I have a DA (the blue and black one) and Megs UC, Scratch X and AG SRP. Maybe I'll stick to that little lot instead of touch-up and flat.


----------



## squiggs (Oct 19, 2009)

theador said:


> OK that's really handy to know, because I was about to go and take some 3000 to my old Volvo 850R Olive Green too, as that's covered in little scratches that have gone white.
> 
> The only thing, both cars have a clear coat on them, does the metallic rule you mention still apply?

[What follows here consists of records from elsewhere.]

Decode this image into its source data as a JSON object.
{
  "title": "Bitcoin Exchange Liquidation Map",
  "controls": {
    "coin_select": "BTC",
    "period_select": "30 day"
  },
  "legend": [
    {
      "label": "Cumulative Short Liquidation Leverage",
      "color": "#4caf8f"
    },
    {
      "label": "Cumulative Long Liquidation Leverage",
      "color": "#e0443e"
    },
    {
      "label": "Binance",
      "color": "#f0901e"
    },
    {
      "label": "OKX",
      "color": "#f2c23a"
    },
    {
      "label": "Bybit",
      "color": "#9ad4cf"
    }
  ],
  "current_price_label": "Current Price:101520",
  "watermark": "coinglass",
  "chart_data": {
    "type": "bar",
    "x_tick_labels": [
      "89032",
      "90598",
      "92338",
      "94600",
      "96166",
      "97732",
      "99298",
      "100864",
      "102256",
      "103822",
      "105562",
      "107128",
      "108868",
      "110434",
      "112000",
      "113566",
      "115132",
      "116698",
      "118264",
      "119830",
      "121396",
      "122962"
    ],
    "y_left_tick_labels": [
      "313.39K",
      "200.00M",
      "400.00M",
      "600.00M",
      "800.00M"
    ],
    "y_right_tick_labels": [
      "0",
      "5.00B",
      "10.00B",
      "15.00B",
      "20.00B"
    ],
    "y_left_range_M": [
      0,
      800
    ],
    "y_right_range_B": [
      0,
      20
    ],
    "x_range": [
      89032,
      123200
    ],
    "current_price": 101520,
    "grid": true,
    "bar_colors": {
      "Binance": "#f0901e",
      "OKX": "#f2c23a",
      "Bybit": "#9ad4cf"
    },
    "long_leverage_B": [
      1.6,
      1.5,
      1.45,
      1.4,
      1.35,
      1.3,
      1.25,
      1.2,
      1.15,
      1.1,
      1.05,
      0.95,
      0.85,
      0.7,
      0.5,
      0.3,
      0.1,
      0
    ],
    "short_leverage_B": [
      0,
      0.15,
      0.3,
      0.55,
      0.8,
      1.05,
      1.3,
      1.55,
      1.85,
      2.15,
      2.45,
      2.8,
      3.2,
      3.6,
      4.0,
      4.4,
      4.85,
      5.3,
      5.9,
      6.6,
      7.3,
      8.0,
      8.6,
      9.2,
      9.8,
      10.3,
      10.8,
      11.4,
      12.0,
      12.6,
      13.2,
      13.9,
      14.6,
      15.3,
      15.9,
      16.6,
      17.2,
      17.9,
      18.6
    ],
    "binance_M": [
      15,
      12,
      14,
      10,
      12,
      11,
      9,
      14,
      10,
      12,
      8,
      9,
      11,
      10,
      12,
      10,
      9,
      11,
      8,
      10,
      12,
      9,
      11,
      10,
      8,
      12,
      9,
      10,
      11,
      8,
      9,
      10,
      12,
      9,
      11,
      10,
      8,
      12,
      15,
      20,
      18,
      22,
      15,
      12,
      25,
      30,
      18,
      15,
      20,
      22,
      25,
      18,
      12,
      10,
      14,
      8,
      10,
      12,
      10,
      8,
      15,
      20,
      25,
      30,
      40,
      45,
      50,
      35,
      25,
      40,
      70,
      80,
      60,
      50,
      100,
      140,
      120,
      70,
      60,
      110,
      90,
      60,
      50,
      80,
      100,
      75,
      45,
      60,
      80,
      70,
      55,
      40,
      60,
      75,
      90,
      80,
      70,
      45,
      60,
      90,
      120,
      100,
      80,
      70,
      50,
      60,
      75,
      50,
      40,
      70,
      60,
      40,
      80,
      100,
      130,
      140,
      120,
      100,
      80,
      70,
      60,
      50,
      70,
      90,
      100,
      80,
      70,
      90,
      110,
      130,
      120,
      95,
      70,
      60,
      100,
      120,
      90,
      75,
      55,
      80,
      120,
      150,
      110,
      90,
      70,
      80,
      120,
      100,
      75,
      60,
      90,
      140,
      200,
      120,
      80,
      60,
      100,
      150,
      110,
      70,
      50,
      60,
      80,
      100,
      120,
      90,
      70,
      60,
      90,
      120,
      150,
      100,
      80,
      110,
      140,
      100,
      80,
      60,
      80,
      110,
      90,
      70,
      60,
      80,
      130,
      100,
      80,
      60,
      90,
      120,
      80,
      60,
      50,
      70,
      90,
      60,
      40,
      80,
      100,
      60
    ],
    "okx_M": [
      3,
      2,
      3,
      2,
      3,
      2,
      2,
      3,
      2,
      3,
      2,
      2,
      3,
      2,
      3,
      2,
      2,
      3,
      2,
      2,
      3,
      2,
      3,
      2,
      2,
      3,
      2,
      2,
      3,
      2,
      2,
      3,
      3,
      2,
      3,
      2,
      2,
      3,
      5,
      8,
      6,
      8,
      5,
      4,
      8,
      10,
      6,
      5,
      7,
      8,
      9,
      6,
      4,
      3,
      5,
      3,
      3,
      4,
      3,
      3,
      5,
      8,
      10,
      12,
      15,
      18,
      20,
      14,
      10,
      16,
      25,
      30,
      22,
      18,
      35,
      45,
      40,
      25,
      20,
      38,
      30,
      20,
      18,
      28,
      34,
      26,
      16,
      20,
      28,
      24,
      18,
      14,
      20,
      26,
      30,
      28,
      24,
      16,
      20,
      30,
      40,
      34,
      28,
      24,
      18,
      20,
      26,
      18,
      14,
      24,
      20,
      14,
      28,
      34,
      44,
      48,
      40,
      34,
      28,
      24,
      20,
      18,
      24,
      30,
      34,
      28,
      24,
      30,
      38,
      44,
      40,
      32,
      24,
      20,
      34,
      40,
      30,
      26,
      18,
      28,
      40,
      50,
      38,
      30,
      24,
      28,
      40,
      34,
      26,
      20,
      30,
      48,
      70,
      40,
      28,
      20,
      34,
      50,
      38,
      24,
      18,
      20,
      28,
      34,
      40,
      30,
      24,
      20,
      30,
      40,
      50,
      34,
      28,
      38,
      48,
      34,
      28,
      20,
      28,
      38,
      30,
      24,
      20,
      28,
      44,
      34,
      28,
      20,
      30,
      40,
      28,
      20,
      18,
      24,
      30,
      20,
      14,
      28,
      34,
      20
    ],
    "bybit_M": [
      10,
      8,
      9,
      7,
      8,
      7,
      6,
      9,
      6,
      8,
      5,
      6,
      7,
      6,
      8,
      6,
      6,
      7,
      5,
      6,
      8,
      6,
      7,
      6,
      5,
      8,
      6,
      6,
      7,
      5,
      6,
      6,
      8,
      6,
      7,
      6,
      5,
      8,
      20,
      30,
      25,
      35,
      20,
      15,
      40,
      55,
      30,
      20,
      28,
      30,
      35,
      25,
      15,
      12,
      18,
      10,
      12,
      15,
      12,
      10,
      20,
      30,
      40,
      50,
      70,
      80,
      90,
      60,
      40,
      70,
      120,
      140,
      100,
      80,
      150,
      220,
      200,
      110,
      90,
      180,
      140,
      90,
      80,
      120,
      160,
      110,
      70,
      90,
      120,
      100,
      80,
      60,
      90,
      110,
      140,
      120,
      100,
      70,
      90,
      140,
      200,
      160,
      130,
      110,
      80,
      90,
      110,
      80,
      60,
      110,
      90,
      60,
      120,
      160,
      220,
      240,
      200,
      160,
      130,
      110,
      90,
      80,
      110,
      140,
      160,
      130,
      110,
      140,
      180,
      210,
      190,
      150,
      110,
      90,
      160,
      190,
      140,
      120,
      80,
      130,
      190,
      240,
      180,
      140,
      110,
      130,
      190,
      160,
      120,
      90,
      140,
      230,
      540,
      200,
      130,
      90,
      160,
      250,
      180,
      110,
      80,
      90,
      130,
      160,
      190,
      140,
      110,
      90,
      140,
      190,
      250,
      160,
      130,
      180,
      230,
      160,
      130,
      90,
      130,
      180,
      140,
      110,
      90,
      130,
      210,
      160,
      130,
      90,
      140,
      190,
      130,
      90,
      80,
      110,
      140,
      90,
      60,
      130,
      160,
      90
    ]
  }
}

As long as you don't break through the clear coat you'll be ok.


----------



## theador (Mar 18, 2014)

OK great. The paint is pretty hard on them both so should be ok.



squiggs said:


> As long as you don't break through the clear coat you'll be ok.


----------



## pcm1980 (May 4, 2009)

Bmw part number for sparkling graphite touch up kit: 51 91 0 391 370


----------



## theador (Mar 18, 2014)

Thanks, I actually managed to get away with just using some clearcoat touch up, although he scratch was deep it hadn't gone completely through the colour. I used a bit of rubbing compound to get rid of hard edges, then filled in a few layers of clearcoat touch up. I'll wet flat it once it's completely dry.



pcm1980 said:


> Bmw part number for sparkling graphite touch up kit: 51 91 0 391 370


----------